To the editor: It’s deja vu all over again. Twenty-seven years ago, Anita Hill was butchered by Republicans on the Senate Judiciary Committee, the Democrats did nothing, and then-Supreme Court nominee Judge Clarence Thomas refused to answer any questions.
Instead, Thomas called the Senate hearings a “high-tech lynching.” He has maintained this attitude all these years as he seldom speaks but hatefully continues to wreak his revenge against Democrats by voting against them in the cases that come before the Supreme Court.
Now we’re in 2018. After all the hullabaloo dies down, Judge Brett Kavanaugh will likely be confirmed to the Supreme Court by the Senate. Given what is happening right now, I will not be surprised if Kavanaugh takes this same attitude toward the Democrats. Therefore, even if the Democrats are successful in taking over either the House or Senate in the 2018 midterm election, Justice Kavanaugh’s and Thomas’ votes will probably define what this country will be like for years to come.
Not a pretty picture, I’m afraid.
Bob Murtha, Santa Maria
To the editor: Op-ed article writer Timothy Phelps may have omitted the most important lesson.
Angela Wright, like Hill a former employee of the U.S. Equal Employment Opportunity Commission, also allegedly had been sexually harassed and propositioned by Thomas while she was at the EEOC.
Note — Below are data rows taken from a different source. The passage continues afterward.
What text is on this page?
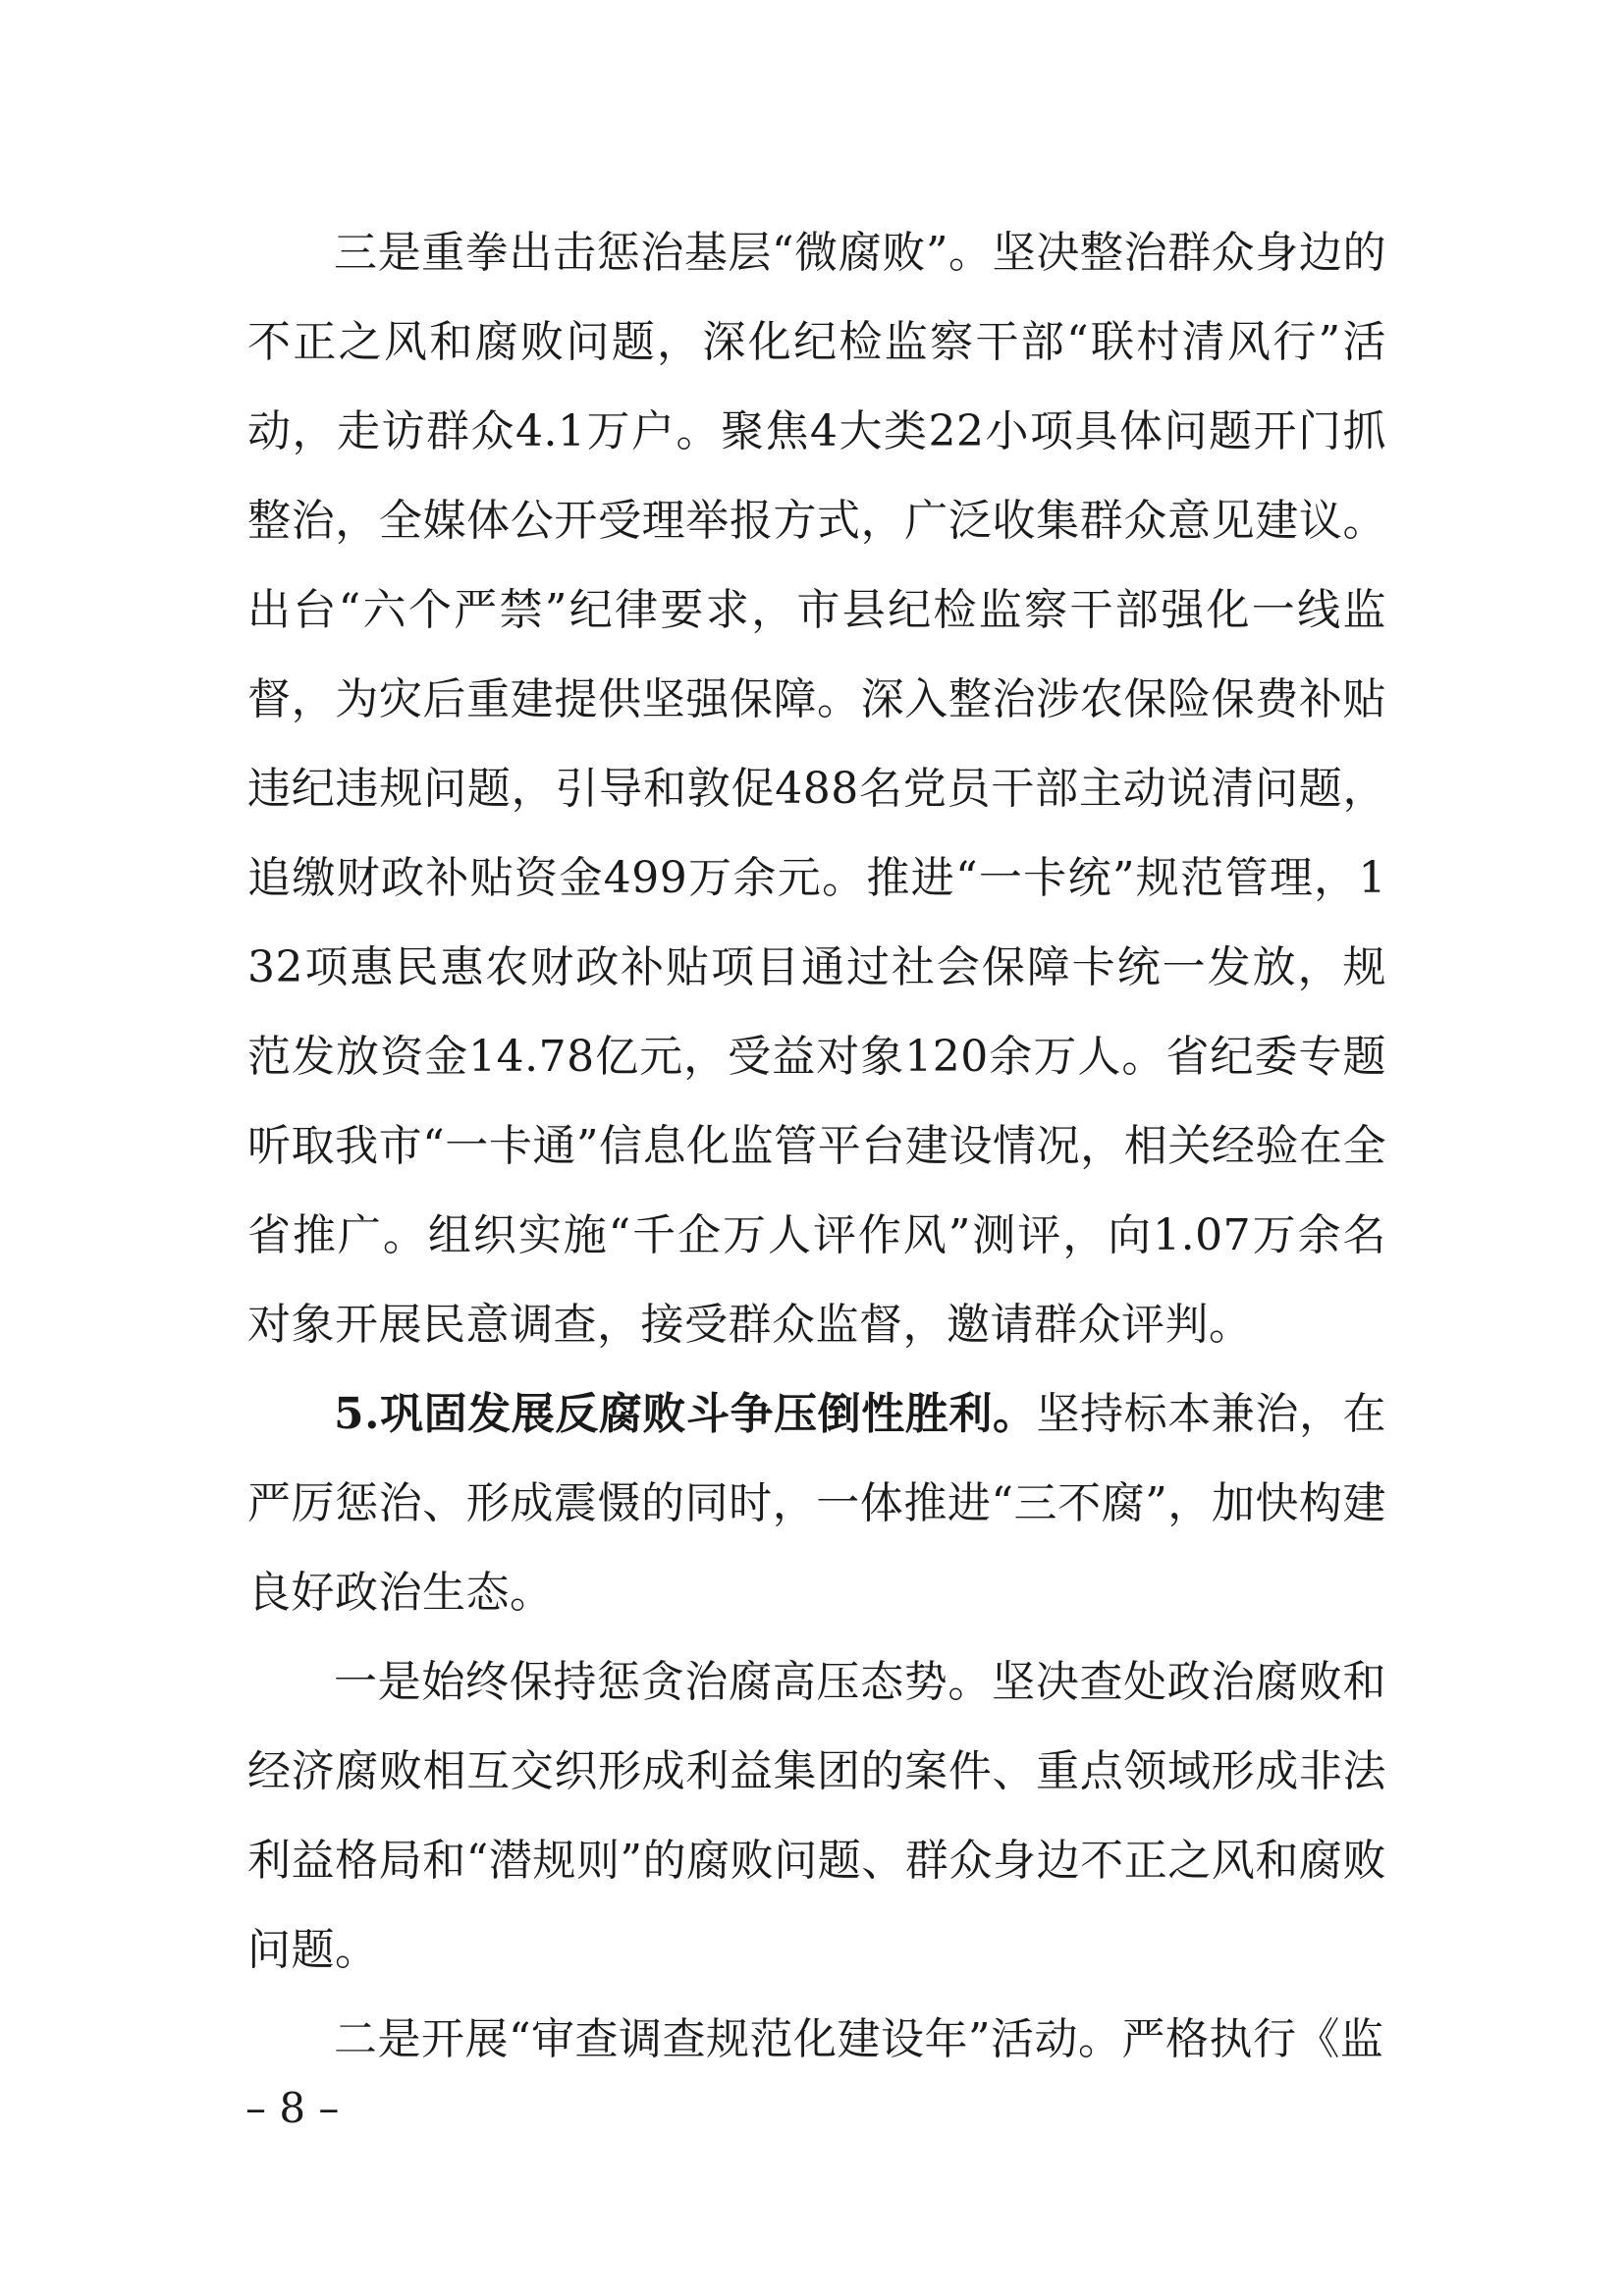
三是重拳出击惩治基层“微腐败”。坚决整治群众身边的不正之风和腐败问题，深化纪检监察干部“联村清风行”活动，走访群众4.1万户。聚焦4大类22小项具体问题开门抓整治，全媒体公开受理举报方式，广泛收集群众意见建议。出台“六个严禁”纪律要求，市县纪检监察干部强化一线监督，为灾后重建提供坚强保障。深入整治涉农保险保费补贴违纪违规问题，引导和敦促488名党员干部主动说清问题，追缴财政补贴资金499万余元。推进“一卡统”规范管理，132项惠民惠农财政补贴项目通过社会保障卡统一发放，规范发放资金14.78亿元，受益对象120余万人。省纪委专题听取我市“一卡通”信息化监管平台建设情况，相关经验在全省推广。组织实施“千企万人评作风”测评，向1.07万余名对象开展民意调查，接受群众监督，邀请群众评判。

5.巩固发展反腐败斗争压倒性胜利。坚持标本兼治，在严厉惩治、形成震慑的同时，一体推进“三不腐”，加快构建良好政治生态。

一是始终保持惩贪治腐高压态势。坚决查处政治腐败和经济腐败相互交织形成利益集团的案件、重点领域形成非法利益格局和“潜规则”的腐败问题、群众身边不正之风和腐败问题。

二是开展“审查调查规范化建设年”活动。严格执行《监

– 8 –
Though Wright’s testimony undoubtedly would have corroborated Hill’s own account, the chairman of the Senate Judiciary Committee in 1991, Sen. Joe Biden (D-Del.), conspicuously never called her to testify at Thomas’ confirmation hearing. This omission left Hill, the alleged victim, out to dry.
Biden’s inexcusable withholding of Wright’s critical testimony may be explained by Sen. Howard Metzenbaum’s (D-Ohio) famous remark in reference to Thomas’ alleged conduct: “If that’s sexual harassment, half the senators on Capitol Hill could be accused.”
Mark E. Kalmansohn, Santa Monica
The writer is a former assistant U.S. attorney (criminal division) in the Central District of California.
To the editor: We should be clear about what part of Christine Blasey Ford’s possible testimony might and might not justify a “no” vote on confirming Kavanaugh.
Are we offended that a teenage boy may have groped a teenage girl without her consent? Perhaps so, but teenage boys are stupid. That doesn’t make the alleged conduct right, but it does make it unsurprising.
In contrast, Justice Thomas was an adult when he is alleged to have harassed Hill; it’s also possible that he lied about his conduct to the Senate.
Vote against Kavanaugh because he might have lied about his teenage years to the Senate. Vote against him because he is a political operative. Vote against him because he has a weird and scary legal philosophy that will take the court down a dark path.
Don’t vote against him based on his alleged misdeeds as a teenager unless that standard can be applied to all men seeking positions of authority.
Judi Bloom, Manhattan Beach
To the editor: It’s interesting to see the GOP showing some spine in pushing forward on the Kavanaugh nomination. I doubt most people really care what Kavanaugh may have been doing as a drunken teenager. What counts is his subsequent apparently unblemished behavior.
And who are the Democrats to be lecturing anybody on sexual morality? After the Kennedys and Bill Clinton, they have absolutely nothing relevant to say on that subject, unless to further enlighten us with their in-your-face hypocrisy.
As for the “courage” of Kavanaugh’s accuser, what about Paula Jones, Juanita Broaddrick and Linda Tripp? Why didn’t the Democrats stand up for their courage?